Het UNEP-WCMC heeft in opdracht van de Commissie een meer gedetailleerde analyse van de nationale verslagen opgesteld, die beschikbaar is op de website van de Commissie. Deze bevat de methodologie voor gegevensanalyse, nadere informatie over de door de lidstaten ingediende gegevenssets en de daarmee verband houdende voorbehouden die voortkomen uit de wisselende volledigheid en kwaliteit van de nationale gegevenssets.
De jaarverslagen van alle 28 lidstaten zijn geanalyseerd.

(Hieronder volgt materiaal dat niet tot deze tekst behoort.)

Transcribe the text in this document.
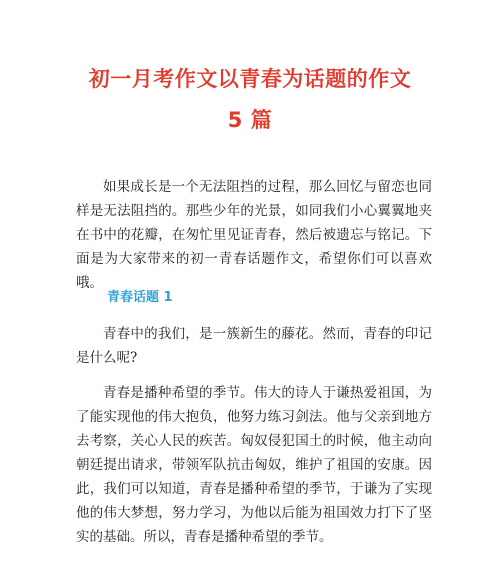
初一月考作文以青春为话题的作文
5 篇

如果成长是一个无法阻挡的过程，那么回忆与留恋也同样是无法阻挡的。那些少年的光景，如同我们小心翼翼地夹在书中的花瓣，在匆忙里见证青春，然后被遗忘与铭记。下面是为大家带来的初一青春话题作文，希望你们可以喜欢哦。

青春话题 1

青春中的我们，是一簇新生的藤花。然而，青春的印记是什么呢?

青春是播种希望的季节。伟大的诗人于谦热爱祖国，为了能实现他的伟大抱负，他努力练习剑法。他与父亲到地方去考察，关心人民的疾苦。匈奴侵犯国土的时候，他主动向朝廷提出请求，带领军队抗击匈奴，维护了祖国的安康。因此，我们可以知道，青春是播种希望的季节，于谦为了实现他的伟大梦想，努力学习，为他以后能为祖国效力打下了坚实的基础。所以，青春是播种希望的季节。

Deze zijn ingediend via een online rapportagemodel – vastgesteld door de Commissie overeenkomstig artikel 8, lid 2, van de Flegt-verordening – waarin sommige rubrieken al waren ingevuld met de in voorgaande jaarverslagen verstrekte informatie.
2.Stand van zaken van de uitvoering
Volgens de Flegt-verordening moeten de lidstaten een of meerdere bevoegde autoriteiten aanwijzen en doeltreffende, evenredige en afschrikkende sancties vaststellen om de verordening te handhaven.
De nationale verslagen vormen een middel om de stand van zaken van de uitvoering in kaart te brengen en te beoordelen in welke mate de lidstaten daarbij gelijke tred houden.
2.1Aanwijzing van bevoegde autoriteiten
Overeenkomstig artikel 7, lid 1, van de Flegt-verordening hebben alle lidstaten een of meerdere bevoegde autoriteiten aangewezen
en hebben op één land (Portugal) na alle lidstaten die een verslag hebben ingediend, informatie verstrekt over de wetgeving volgens welke de bevoegde autoriteiten zijn aangewezen.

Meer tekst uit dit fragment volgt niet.